Today I went for a Post Op Camisole fitting…it’s a sexy garment that I get to wear after surgery until the drain comes out. Talking with others who have been through surgery, the improvements over the years caused a bit of camisole envy I think. There’s even a pocket for the drain. The “fitta” was really swell. With 25 years of experience, I felt in good hands. It was a 20 minute ordeal, covered by insurance…and I learned that new undergarments, if I need / want them, will be reimbursable as well by insurance. Well worth the almost 3 hours of travel. I felt like a big girl. I actually went to this appointment on my own.

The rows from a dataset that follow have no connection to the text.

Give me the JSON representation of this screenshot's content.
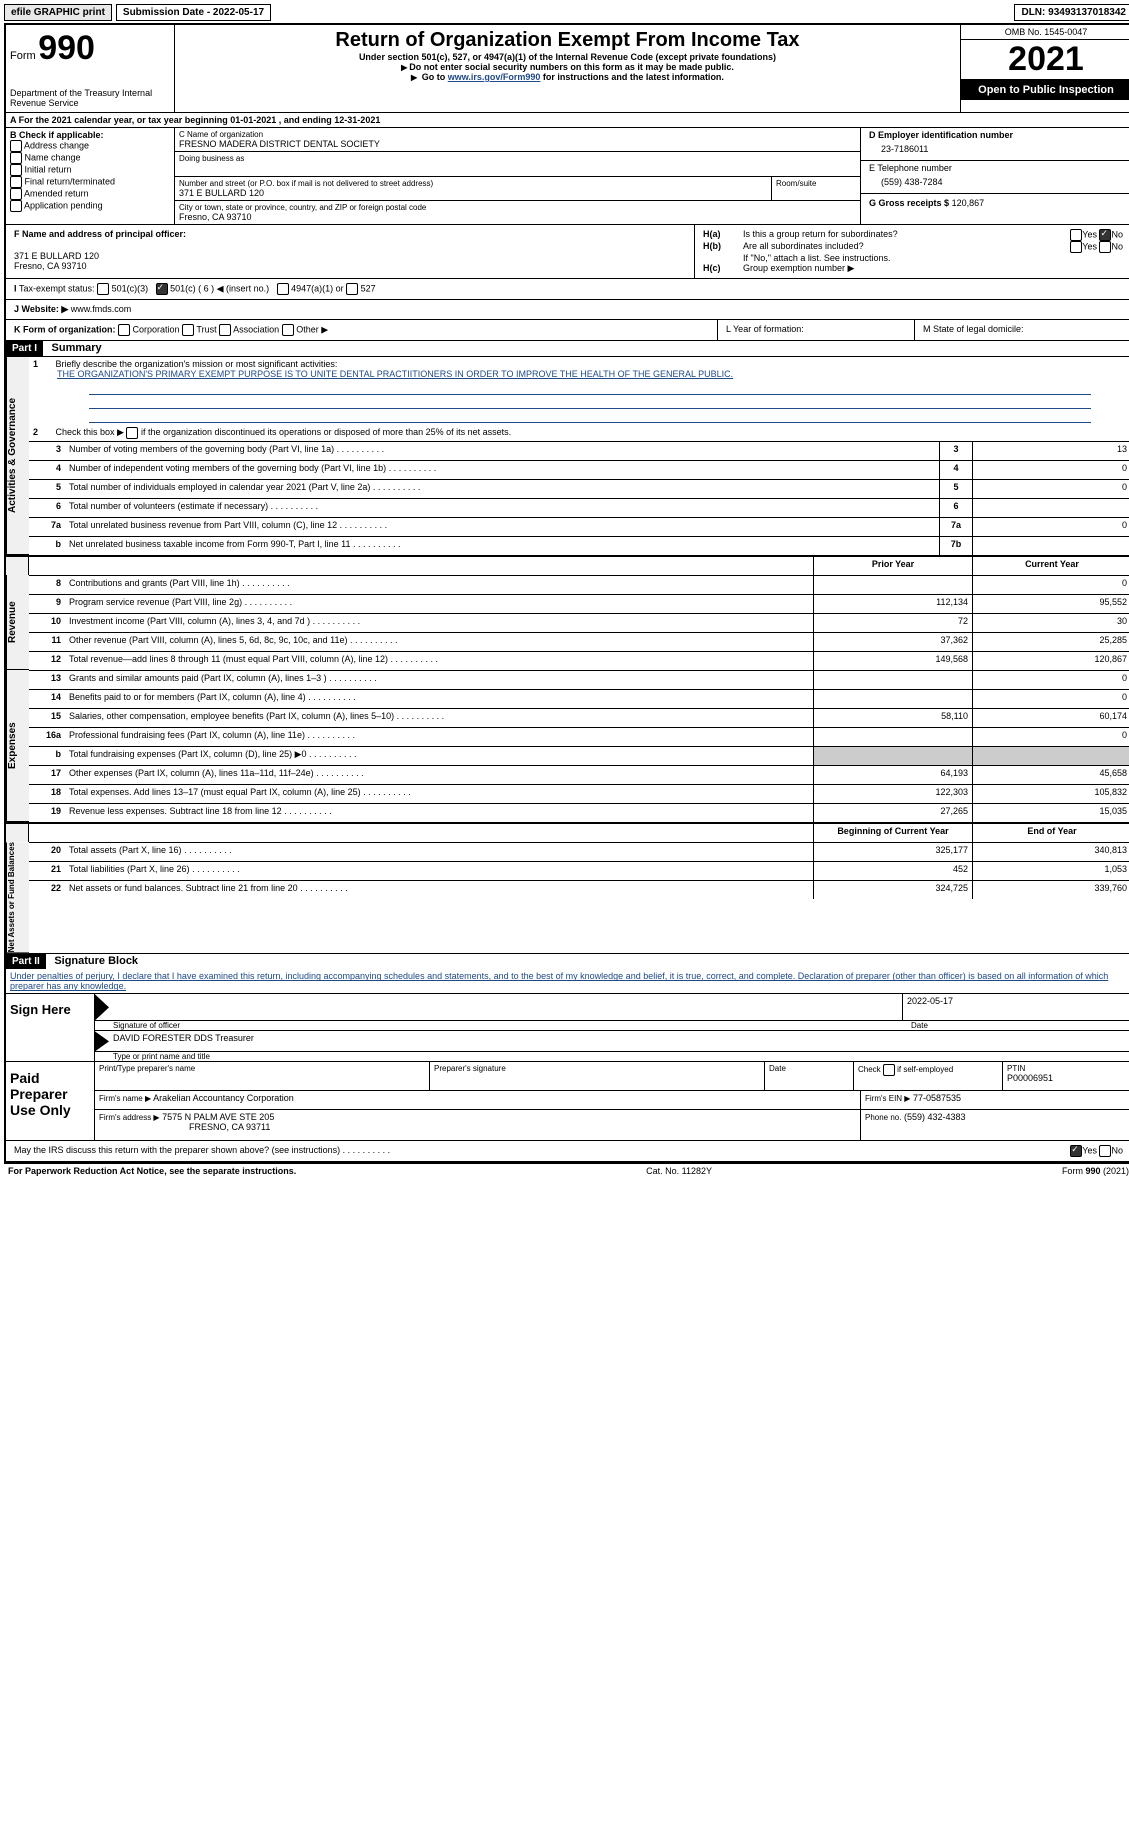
{
  "topbar": {
    "efile": "efile GRAPHIC print",
    "submission": "Submission Date - 2022-05-17",
    "dln": "DLN: 93493137018342"
  },
  "header": {
    "form_label": "Form",
    "form_number": "990",
    "title": "Return of Organization Exempt From Income Tax",
    "subtitle": "Under section 501(c), 527, or 4947(a)(1) of the Internal Revenue Code (except private foundations)",
    "note1": "Do not enter social security numbers on this form as it may be made public.",
    "note2_pre": "Go to ",
    "note2_link": "www.irs.gov/Form990",
    "note2_post": " for instructions and the latest information.",
    "dept": "Department of the Treasury\nInternal Revenue Service",
    "omb": "OMB No. 1545-0047",
    "tax_year": "2021",
    "open": "Open to Public Inspection"
  },
  "lineA": "For the 2021 calendar year, or tax year beginning 01-01-2021    , and ending 12-31-2021",
  "sectionB": {
    "label": "B Check if applicable:",
    "items": [
      "Address change",
      "Name change",
      "Initial return",
      "Final return/terminated",
      "Amended return",
      "Application pending"
    ]
  },
  "sectionC": {
    "name_label": "C Name of organization",
    "name": "FRESNO MADERA DISTRICT DENTAL SOCIETY",
    "dba_label": "Doing business as",
    "dba": "",
    "street_label": "Number and street (or P.O. box if mail is not delivered to street address)",
    "room_label": "Room/suite",
    "street": "371 E BULLARD 120",
    "city_label": "City or town, state or province, country, and ZIP or foreign postal code",
    "city": "Fresno, CA  93710"
  },
  "sectionD": {
    "label": "D Employer identification number",
    "value": "23-7186011"
  },
  "sectionE": {
    "label": "E Telephone number",
    "value": "(559) 438-7284"
  },
  "sectionG": {
    "label": "G Gross receipts $",
    "value": "120,867"
  },
  "sectionF": {
    "label": "F  Name and address of principal officer:",
    "line1": "371 E BULLARD 120",
    "line2": "Fresno, CA  93710"
  },
  "sectionH": {
    "a": "Is this a group return for subordinates?",
    "b": "Are all subordinates included?",
    "b_note": "If \"No,\" attach a list. See instructions.",
    "c": "Group exemption number ▶",
    "yes": "Yes",
    "no": "No"
  },
  "sectionI": {
    "label": "Tax-exempt status:",
    "opt1": "501(c)(3)",
    "opt2": "501(c) ( 6 ) ◀ (insert no.)",
    "opt3": "4947(a)(1) or",
    "opt4": "527"
  },
  "sectionJ": {
    "label": "Website: ▶",
    "value": "www.fmds.com"
  },
  "sectionK": {
    "label": "K Form of organization:",
    "opts": [
      "Corporation",
      "Trust",
      "Association",
      "Other ▶"
    ]
  },
  "sectionL": {
    "label": "L Year of formation:"
  },
  "sectionM": {
    "label": "M State of legal domicile:"
  },
  "part1": {
    "header": "Part I",
    "title": "Summary",
    "q1_label": "Briefly describe the organization's mission or most significant activities:",
    "q1_text": "THE ORGANIZATION'S PRIMARY EXEMPT PURPOSE IS TO UNITE DENTAL PRACTIITIONERS IN ORDER TO IMPROVE THE HEALTH OF THE GENERAL PUBLIC.",
    "q2": "Check this box ▶        if the organization discontinued its operations or disposed of more than 25% of its net assets.",
    "side_labels": [
      "Activities & Governance",
      "Revenue",
      "Expenses",
      "Net Assets or Fund Balances"
    ],
    "col_prior": "Prior Year",
    "col_current": "Current Year",
    "col_begin": "Beginning of Current Year",
    "col_end": "End of Year",
    "rows_gov": [
      {
        "n": "3",
        "label": "Number of voting members of the governing body (Part VI, line 1a)",
        "box": "3",
        "val": "13"
      },
      {
        "n": "4",
        "label": "Number of independent voting members of the governing body (Part VI, line 1b)",
        "box": "4",
        "val": "0"
      },
      {
        "n": "5",
        "label": "Total number of individuals employed in calendar year 2021 (Part V, line 2a)",
        "box": "5",
        "val": "0"
      },
      {
        "n": "6",
        "label": "Total number of volunteers (estimate if necessary)",
        "box": "6",
        "val": ""
      },
      {
        "n": "7a",
        "label": "Total unrelated business revenue from Part VIII, column (C), line 12",
        "box": "7a",
        "val": "0"
      },
      {
        "n": "b",
        "label": "Net unrelated business taxable income from Form 990-T, Part I, line 11",
        "box": "7b",
        "val": ""
      }
    ],
    "rows_rev": [
      {
        "n": "8",
        "label": "Contributions and grants (Part VIII, line 1h)",
        "p": "",
        "c": "0"
      },
      {
        "n": "9",
        "label": "Program service revenue (Part VIII, line 2g)",
        "p": "112,134",
        "c": "95,552"
      },
      {
        "n": "10",
        "label": "Investment income (Part VIII, column (A), lines 3, 4, and 7d )",
        "p": "72",
        "c": "30"
      },
      {
        "n": "11",
        "label": "Other revenue (Part VIII, column (A), lines 5, 6d, 8c, 9c, 10c, and 11e)",
        "p": "37,362",
        "c": "25,285"
      },
      {
        "n": "12",
        "label": "Total revenue—add lines 8 through 11 (must equal Part VIII, column (A), line 12)",
        "p": "149,568",
        "c": "120,867"
      }
    ],
    "rows_exp": [
      {
        "n": "13",
        "label": "Grants and similar amounts paid (Part IX, column (A), lines 1–3 )",
        "p": "",
        "c": "0"
      },
      {
        "n": "14",
        "label": "Benefits paid to or for members (Part IX, column (A), line 4)",
        "p": "",
        "c": "0"
      },
      {
        "n": "15",
        "label": "Salaries, other compensation, employee benefits (Part IX, column (A), lines 5–10)",
        "p": "58,110",
        "c": "60,174"
      },
      {
        "n": "16a",
        "label": "Professional fundraising fees (Part IX, column (A), line 11e)",
        "p": "",
        "c": "0"
      },
      {
        "n": "b",
        "label": "Total fundraising expenses (Part IX, column (D), line 25) ▶0",
        "p": "grey",
        "c": "grey"
      },
      {
        "n": "17",
        "label": "Other expenses (Part IX, column (A), lines 11a–11d, 11f–24e)",
        "p": "64,193",
        "c": "45,658"
      },
      {
        "n": "18",
        "label": "Total expenses. Add lines 13–17 (must equal Part IX, column (A), line 25)",
        "p": "122,303",
        "c": "105,832"
      },
      {
        "n": "19",
        "label": "Revenue less expenses. Subtract line 18 from line 12",
        "p": "27,265",
        "c": "15,035"
      }
    ],
    "rows_net": [
      {
        "n": "20",
        "label": "Total assets (Part X, line 16)",
        "p": "325,177",
        "c": "340,813"
      },
      {
        "n": "21",
        "label": "Total liabilities (Part X, line 26)",
        "p": "452",
        "c": "1,053"
      },
      {
        "n": "22",
        "label": "Net assets or fund balances. Subtract line 21 from line 20",
        "p": "324,725",
        "c": "339,760"
      }
    ]
  },
  "part2": {
    "header": "Part II",
    "title": "Signature Block",
    "penalty": "Under penalties of perjury, I declare that I have examined this return, including accompanying schedules and statements, and to the best of my knowledge and belief, it is true, correct, and complete. Declaration of preparer (other than officer) is based on all information of which preparer has any knowledge.",
    "sign_here": "Sign Here",
    "sig_officer": "Signature of officer",
    "sig_date": "2022-05-17",
    "date_label": "Date",
    "officer_name": "DAVID FORESTER DDS  Treasurer",
    "name_label": "Type or print name and title",
    "paid": "Paid Preparer Use Only",
    "prep_name_label": "Print/Type preparer's name",
    "prep_sig_label": "Preparer's signature",
    "check_label": "Check         if self-employed",
    "ptin_label": "PTIN",
    "ptin": "P00006951",
    "firm_name_label": "Firm's name    ▶",
    "firm_name": "Arakelian Accountancy Corporation",
    "firm_ein_label": "Firm's EIN ▶",
    "firm_ein": "77-0587535",
    "firm_addr_label": "Firm's address ▶",
    "firm_addr1": "7575 N PALM AVE STE 205",
    "firm_addr2": "FRESNO, CA  93711",
    "phone_label": "Phone no.",
    "phone": "(559) 432-4383",
    "discuss": "May the IRS discuss this return with the preparer shown above? (see instructions)"
  },
  "footer": {
    "left": "For Paperwork Reduction Act Notice, see the separate instructions.",
    "mid": "Cat. No. 11282Y",
    "right": "Form 990 (2021)"
  }
}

I have the fortune to have wonderful women who are nurses in my support group. Some of them have lined up for the first 5 or so days post op to pay me a home visit, check me out in my new lingerie, and make sure everything is doing what it is supposed to be doing. This gives B some professional lenses to look through, and I think he is relieved about this. That’s so important to me.  They didn’t even blink (well I didn’t see them actually) at my request.
Speaking of B. This time of year, especially hunting season, is a time of rejuvination for him (my words). Something happens when he is out in the woods that nourishes him.  He takes a lot of time off from work and goes out just before first light. He comes home tired, smelly and content…usually with some stories to tell.
I have been excited because it is his time to get away and not be thinking about breast cancer. SO hunting season started Saturday. He left the house at 6 AM or so. At 9:00 he called me to tell me he filled his tag. I asked why he did it so soon. He said he had “to focus on breast cancer”. I said “you better get your arse out in the woods this month or I’ll lock you out of the house”. What do I do with this guy??
Phase 2: As chemo ended and talk of surgery begins, I have found myself contacting other women who have been through this. The 5 I have spoken with thus far have been more than eager to share their stories, and listen to the choices we have made. I’ve been eager to hear about what they were thinking and feeling during the whole process, and how they feel now about their choices. When they have said that they think we are making the right choice, I cannot tell you what a relief it has been. When I talk with these women and they nod their heads, I KNOW they KNOW what I’m trying to say. This type of support when I’m feeling like I’m in a sea of my own is so grounding for me. Because of their journey, my journey has been made easier. They did the clinical trials upon which my providers are drawing to help us make the best decision. In speaking with one of my nurse friends, she said “if you didn’t make that choice, I would have been bouncing up and down inside and would have figured a way to tell you my concerns…”.
I am having a hard time finding the words to express what it’s like to have people care about me and us so fiercely.
Today I have felt as close to normal as I have in a long time. I’m still tired after about 3pm. I am still taking time to rest. I’m choosing to work from home instead of in the office most of this week, and not working more than 20 hours. My throat does not hurt any more. I have patches of dry itchy skin that are eased with skin cream. THIS I can manage….and we don’t meet with oncology again until the 24th. If every day I feel better, maybe I’ll have the stamina to hear about the next phase when it’s time. My eye is on the ball.